Now you may be wondering why I am discussing Newton and what it has got to do with investing. As a firm believer of behaviour-based investing, I think inertia plays a very crucial role in the long-term outcomes for an investor. The outside forces will disrupt the steady state every once in a while, but an investor or advisor who can maintain inertia in a positive sense, will have a better chance, in my opinion, to create wealth over the long-term.

But don’t take my word for it. Let’s look at some studies worldwide which highlight investor’s activity, or the lack of it.
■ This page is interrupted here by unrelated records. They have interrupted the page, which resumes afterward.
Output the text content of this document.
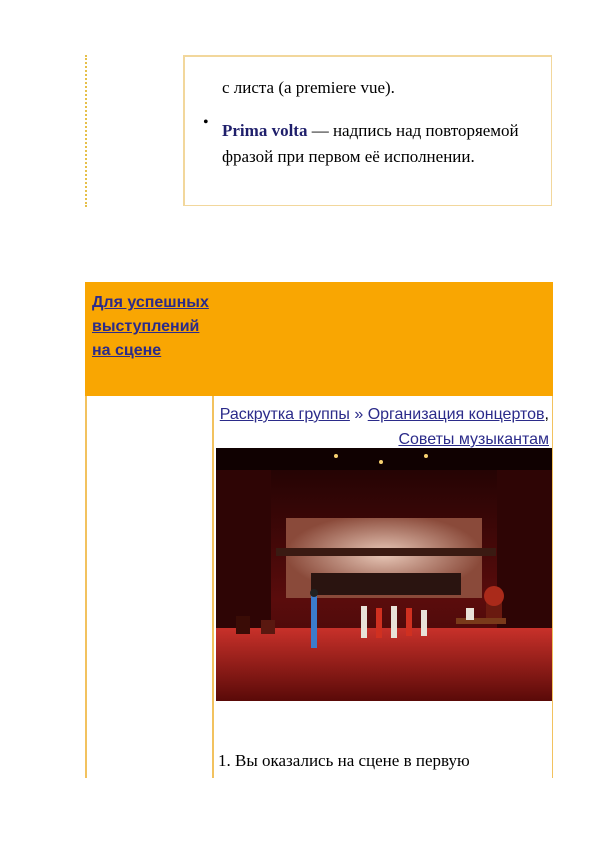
с листа (a premiere vue).
• Prima volta — надпись над повторяемой фразой при первом её исполнении.
Для успешных выступлений на сцене
Раскрутка группы » Организация концертов, Советы музыкантам
1. Вы оказались на сцене в первую
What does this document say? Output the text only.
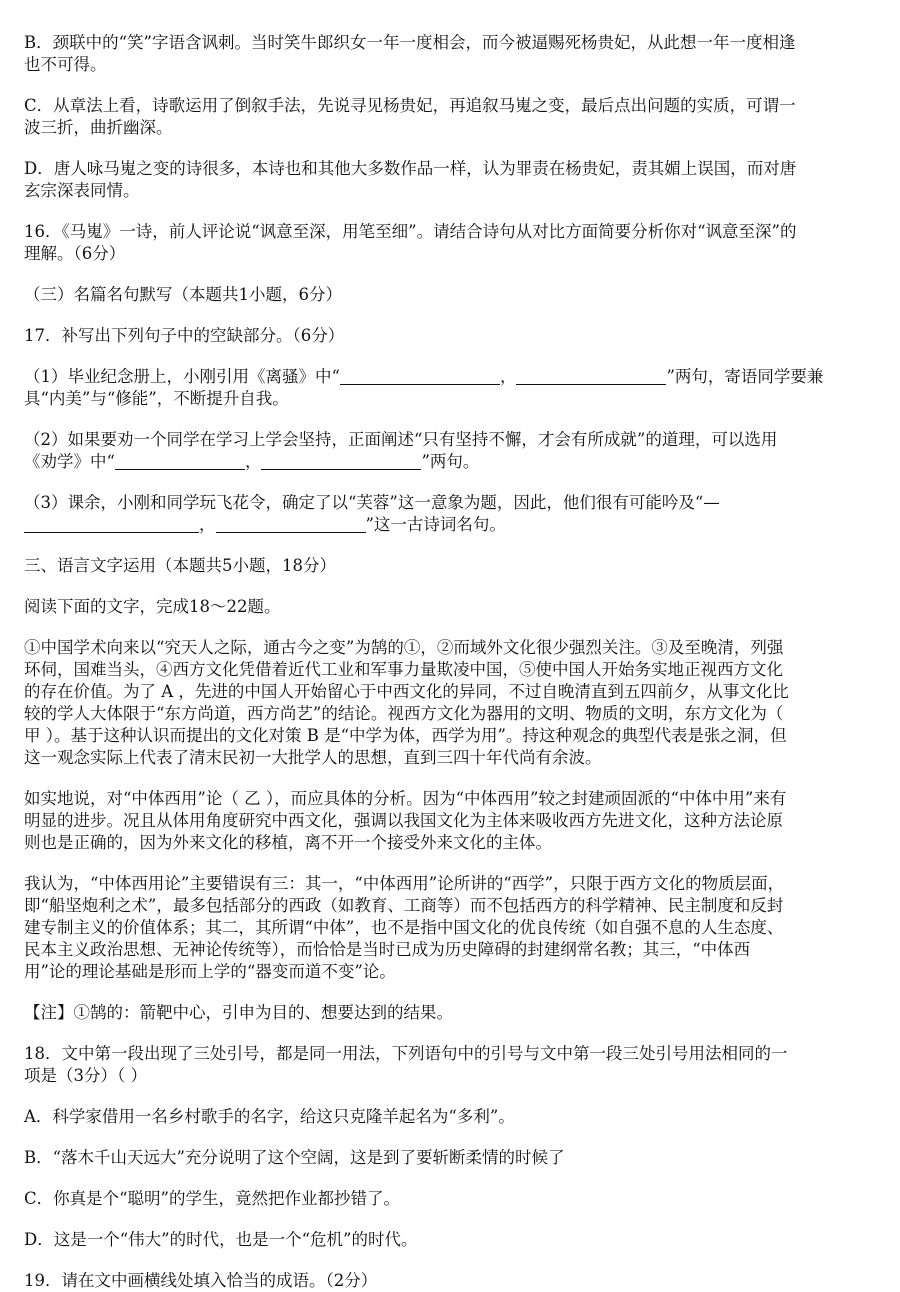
B．颈联中的“笑”字语含讽刺。当时笑牛郎织女一年一度相会，而今被逼赐死杨贵妃，从此想一年一度相逢
也不可得。
C．从章法上看，诗歌运用了倒叙手法，先说寻见杨贵妃，再追叙马嵬之变，最后点出问题的实质，可谓一
波三折，曲折幽深。
D．唐人咏马嵬之变的诗很多，本诗也和其他大多数作品一样，认为罪责在杨贵妃，责其媚上误国，而对唐
玄宗深表同情。
16．《马嵬》一诗，前人评论说“讽意至深，用笔至细”。请结合诗句从对比方面简要分析你对“讽意至深”的
理解。（6分）
（三）名篇名句默写（本题共1小题，6分）
17．补写出下列句子中的空缺部分。（6分）
（1）毕业纪念册上，小刚引用《离骚》中“	，	”两句，寄语同学要兼
具“内美”与“修能”，不断提升自我。
（2）如果要劝一个同学在学习上学会坚持，正面阐述“只有坚持不懈，才会有所成就”的道理，可以选用
《劝学》中“	，	”两句。
（3）课余，小刚和同学玩飞花令，确定了以“芙蓉”这一意象为题，因此，他们很有可能吟及“—
，	”这一古诗词名句。
三、语言文字运用（本题共5小题，18分）
阅读下面的文字，完成18～22题。
①中国学术向来以“究天人之际，通古今之变”为鹄的①，②而域外文化很少强烈关注。③及至晚清，列强
环伺，国难当头，④西方文化凭借着近代工业和军事力量欺凌中国，⑤使中国人开始务实地正视西方文化
的存在价值。为了 A ，先进的中国人开始留心于中西文化的异同，不过自晚清直到五四前夕，从事文化比
较的学人大体限于“东方尚道，西方尚艺”的结论。视西方文化为器用的文明、物质的文明，东方文化为（
甲 ）。基于这种认识而提出的文化对策 B 是“中学为体，西学为用”。持这种观念的典型代表是张之洞，但
这一观念实际上代表了清末民初一大批学人的思想，直到三四十年代尚有余波。
如实地说，对“中体西用”论（ 乙 ），而应具体的分析。因为“中体西用”较之封建顽固派的“中体中用”来有
明显的进步。况且从体用角度研究中西文化，强调以我国文化为主体来吸收西方先进文化，这种方法论原
则也是正确的，因为外来文化的移植，离不开一个接受外来文化的主体。
我认为，“中体西用论”主要错误有三：其一，“中体西用”论所讲的“西学”，只限于西方文化的物质层面，
即“船坚炮利之术”，最多包括部分的西政（如教育、工商等）而不包括西方的科学精神、民主制度和反封
建专制主义的价值体系；其二，其所谓“中体”，也不是指中国文化的优良传统（如自强不息的人生态度、
民本主义政治思想、无神论传统等），而恰恰是当时已成为历史障碍的封建纲常名教；其三，“中体西
用”论的理论基础是形而上学的“器变而道不变”论。
【注】①鹄的：箭靶中心，引申为目的、想要达到的结果。
18．文中第一段出现了三处引号，都是同一用法，下列语句中的引号与文中第一段三处引号用法相同的一
项是（3分）（ ）
A．科学家借用一名乡村歌手的名字，给这只克隆羊起名为“多利”。
B．“落木千山天远大”充分说明了这个空阔，这是到了要斩断柔情的时候了
C．你真是个“聪明”的学生，竟然把作业都抄错了。
D．这是一个“伟大”的时代，也是一个“危机”的时代。
19．请在文中画横线处填入恰当的成语。（2分）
A study by Vanguard Group & Fidelity found that investors who held their equity investments for more than 20 years and 10 years respectively outperformed the investors who frequently traded. As per annual studies titled Quantitative Analysis of Investor Behavior (QAIB) done by Dalbar Associates since 1984, focused on analyzing investor behavior in the U.S., they found a recurrent theme every year which highlights that an investor tends to be his own worst enemy when it comes to investing behaviour. Performance chasing, attempts at market timing, focus on short-term causes an average investor to underperform over a period of time. As per their study as of end 2022, an average equity investor in U.S. earned a CAGR of 6.81% over a period of 30 years, underperforming the S&P 500 significantly which generated returns of 9.65% in similar time frame. (Source: Dalbar QAIB 2023 study, Morningstar Inc) This also highlights the fact that an advisor, apart from being a financial coach to the investor, needs to also double up as a behaviour coach and the greatest value add can be discipline and commitment towards long-term financial journey. Back home, a recent study by SEBI brought out that 9 out of every 10 derivative traders in India are losing money in the stock market. (Source: SEBI)

Coming back to Sir Isaac Newton, recall that even he was not successful at market-timing in his infamous investment in South Sea Company bubble of the 1720s, which led him to comment “I can calculate the motion of heavenly bodies, but not the madness of people”.